IF3.10 Pricing Factors Flashcards
risk premium
the expected ultimate cost in claims of the risk being accepted, including an allowance for the degree of uncertainty attaching to the claims cost.
pricing factors: Frequency
the expected number of claims should be forecast accurately and should account for anticipated changes in the environment, the portfolio of risks and the individual risks.
pricing factors: severity
The average cost of different types of claims with an allowance for catastrophies.
pricing factors: large claims
A rough prediction of how may large claims should be expected and how much they need to allow for these claims.
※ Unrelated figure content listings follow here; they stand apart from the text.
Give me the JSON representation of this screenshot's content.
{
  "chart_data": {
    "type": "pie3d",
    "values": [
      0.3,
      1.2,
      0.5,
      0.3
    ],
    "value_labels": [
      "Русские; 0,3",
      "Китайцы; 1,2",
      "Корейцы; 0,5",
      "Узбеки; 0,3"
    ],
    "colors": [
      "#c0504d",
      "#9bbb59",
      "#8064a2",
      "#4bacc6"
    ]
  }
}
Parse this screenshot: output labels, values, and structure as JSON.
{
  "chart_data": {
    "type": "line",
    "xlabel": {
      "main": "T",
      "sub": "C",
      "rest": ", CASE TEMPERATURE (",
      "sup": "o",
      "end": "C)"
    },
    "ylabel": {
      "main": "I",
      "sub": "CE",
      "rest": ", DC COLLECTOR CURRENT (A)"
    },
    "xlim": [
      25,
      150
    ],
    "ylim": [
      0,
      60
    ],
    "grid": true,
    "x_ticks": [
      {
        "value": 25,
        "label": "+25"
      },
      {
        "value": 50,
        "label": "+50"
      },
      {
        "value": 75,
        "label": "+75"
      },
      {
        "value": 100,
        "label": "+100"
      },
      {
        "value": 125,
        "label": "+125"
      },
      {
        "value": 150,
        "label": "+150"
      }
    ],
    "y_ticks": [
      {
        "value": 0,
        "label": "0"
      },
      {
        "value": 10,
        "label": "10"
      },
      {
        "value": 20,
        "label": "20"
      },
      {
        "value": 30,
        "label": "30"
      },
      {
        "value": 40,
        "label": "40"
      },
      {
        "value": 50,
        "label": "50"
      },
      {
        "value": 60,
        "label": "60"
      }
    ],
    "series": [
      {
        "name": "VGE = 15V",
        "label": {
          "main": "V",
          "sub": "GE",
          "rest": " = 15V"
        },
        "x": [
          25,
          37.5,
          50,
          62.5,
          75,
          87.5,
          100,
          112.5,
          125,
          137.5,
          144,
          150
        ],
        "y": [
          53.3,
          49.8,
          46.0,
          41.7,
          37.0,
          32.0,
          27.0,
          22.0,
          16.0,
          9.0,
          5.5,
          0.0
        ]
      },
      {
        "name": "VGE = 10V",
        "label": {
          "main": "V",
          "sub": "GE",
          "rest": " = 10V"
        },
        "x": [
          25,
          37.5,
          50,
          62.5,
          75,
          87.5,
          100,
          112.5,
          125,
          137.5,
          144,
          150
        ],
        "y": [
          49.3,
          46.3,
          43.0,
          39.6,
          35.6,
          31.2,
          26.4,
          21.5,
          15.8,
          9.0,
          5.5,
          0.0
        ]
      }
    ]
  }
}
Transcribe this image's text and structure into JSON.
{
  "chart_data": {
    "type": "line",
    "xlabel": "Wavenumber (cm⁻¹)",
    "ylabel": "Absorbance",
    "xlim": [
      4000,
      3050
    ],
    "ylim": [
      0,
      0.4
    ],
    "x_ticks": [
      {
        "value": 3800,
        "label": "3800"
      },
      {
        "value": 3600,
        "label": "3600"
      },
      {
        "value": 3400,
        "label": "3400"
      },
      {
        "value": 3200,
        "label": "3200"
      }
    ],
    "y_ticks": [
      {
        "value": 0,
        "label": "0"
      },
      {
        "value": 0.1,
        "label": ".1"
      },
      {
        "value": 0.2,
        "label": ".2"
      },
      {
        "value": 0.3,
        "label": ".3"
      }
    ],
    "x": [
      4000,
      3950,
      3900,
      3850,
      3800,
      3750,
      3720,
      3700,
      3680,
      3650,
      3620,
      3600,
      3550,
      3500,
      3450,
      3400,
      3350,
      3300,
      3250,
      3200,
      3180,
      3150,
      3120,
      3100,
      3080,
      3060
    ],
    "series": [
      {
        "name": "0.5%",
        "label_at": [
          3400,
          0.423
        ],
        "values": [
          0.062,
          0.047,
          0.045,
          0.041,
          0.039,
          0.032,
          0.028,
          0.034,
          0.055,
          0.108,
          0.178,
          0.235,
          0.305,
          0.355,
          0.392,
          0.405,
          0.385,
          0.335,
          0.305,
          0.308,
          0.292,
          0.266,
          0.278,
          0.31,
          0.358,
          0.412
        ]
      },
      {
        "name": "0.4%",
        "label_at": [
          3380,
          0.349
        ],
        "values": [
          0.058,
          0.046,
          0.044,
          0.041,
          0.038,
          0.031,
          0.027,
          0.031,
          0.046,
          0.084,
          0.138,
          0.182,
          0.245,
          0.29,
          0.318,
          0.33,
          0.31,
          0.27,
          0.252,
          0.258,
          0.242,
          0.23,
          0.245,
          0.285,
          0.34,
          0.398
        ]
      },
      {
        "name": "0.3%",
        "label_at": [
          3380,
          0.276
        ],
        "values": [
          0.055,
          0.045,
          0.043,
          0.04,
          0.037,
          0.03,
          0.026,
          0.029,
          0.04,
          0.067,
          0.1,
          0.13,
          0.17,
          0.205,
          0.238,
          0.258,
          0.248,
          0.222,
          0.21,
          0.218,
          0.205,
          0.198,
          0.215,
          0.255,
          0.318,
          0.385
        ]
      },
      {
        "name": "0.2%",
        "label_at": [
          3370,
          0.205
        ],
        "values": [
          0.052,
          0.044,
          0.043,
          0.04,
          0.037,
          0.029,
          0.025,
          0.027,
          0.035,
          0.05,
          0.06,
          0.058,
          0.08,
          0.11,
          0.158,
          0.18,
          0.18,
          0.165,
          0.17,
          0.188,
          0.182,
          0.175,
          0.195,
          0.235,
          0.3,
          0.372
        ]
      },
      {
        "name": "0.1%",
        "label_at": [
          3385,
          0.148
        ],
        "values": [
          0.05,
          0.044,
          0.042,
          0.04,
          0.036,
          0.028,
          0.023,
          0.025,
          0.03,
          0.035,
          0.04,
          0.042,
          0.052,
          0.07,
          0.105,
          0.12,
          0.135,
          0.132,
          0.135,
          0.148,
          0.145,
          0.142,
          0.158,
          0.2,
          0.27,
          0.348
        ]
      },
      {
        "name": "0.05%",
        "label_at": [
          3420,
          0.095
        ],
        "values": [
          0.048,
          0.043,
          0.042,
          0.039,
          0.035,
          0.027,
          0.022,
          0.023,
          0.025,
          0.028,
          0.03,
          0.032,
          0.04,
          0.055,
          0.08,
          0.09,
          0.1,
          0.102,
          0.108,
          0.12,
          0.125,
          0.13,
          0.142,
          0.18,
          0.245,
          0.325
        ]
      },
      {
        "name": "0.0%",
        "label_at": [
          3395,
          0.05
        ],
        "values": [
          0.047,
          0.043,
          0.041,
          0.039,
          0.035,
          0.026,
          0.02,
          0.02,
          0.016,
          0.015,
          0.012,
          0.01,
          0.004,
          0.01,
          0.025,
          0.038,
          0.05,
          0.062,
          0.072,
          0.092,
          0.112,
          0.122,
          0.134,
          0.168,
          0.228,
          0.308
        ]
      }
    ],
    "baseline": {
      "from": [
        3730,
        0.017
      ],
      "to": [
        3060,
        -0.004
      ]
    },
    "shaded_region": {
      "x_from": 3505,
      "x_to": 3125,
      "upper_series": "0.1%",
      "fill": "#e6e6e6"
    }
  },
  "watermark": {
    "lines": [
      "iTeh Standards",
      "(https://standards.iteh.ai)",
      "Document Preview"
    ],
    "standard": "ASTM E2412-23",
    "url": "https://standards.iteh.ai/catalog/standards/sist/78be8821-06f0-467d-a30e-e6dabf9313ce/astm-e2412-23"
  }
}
Periodic Payment Orders (PPOs)
can ad significant costs to claims settlements as they provide a service which makes structured payments to claimants for life (and avoid the need for the state to fund care costs once settlements have been spent by the claimants)
pricing factors: reinsurance costs
In order to protect the company from catastrophic single or combined losses insures buy reinsurance protection, which is a cost which must be factored into the premium cost.
Underwriting year, claims go in the year…
the policy incepts not the year they were made
Calendar year, claims go in the year…
the claim is made.
pricing factors: Claims Run Off
Claims data should be adjusted to allow for the provisional nature of case estimates & allow for cases to be reponed.
The company needs to ensure that appropriate reserves are in place, even if they want to deny a claim.
pricing factors: Incurred but not reported claims
precautionary reserves must ben in place in the even of a latent claims coming through
pricing factors: catastrophic claims
need to estimate frequency and severity and manage their exposures to buy optimum levels of reinsurance cover.
What is a catastrophic claim
an accumulation of a large number of claims all arising from a common even
pricing factors: Latent claims
In some instances there is a long time between the cause and the claim, e.g., with asbestos. These must be considered in the pricing process.
pricing factors: claims inflation
Claims inflation can often exceed generic inflation due to changes in legislation (some of which is retrospective). premiums must be adjusted to reflect any devaluation of the funds available to pay claims when they arise.
pricing factors: Exposure
Claims data is historical and should be adjusted to reflect todays exposure to keep predictions accurate and relevant.
pricing factors: Fraud
fraud costs insurers a lot of money and this must be taken into account when pricing premiums.
Claims fraud
fraudulently filing a claim e.g. if you caused the loss purposefully, or your incorrectly entering details of the loss.
Application Fraud
misrepresenting information in the application to obtain a lower price.
pricing factors: Legal aid, sentencing and punishment of offenders Act (LASPO) 2012
introduced changes to the way claims are notified and settled, therefore reducing claims costs in the short term.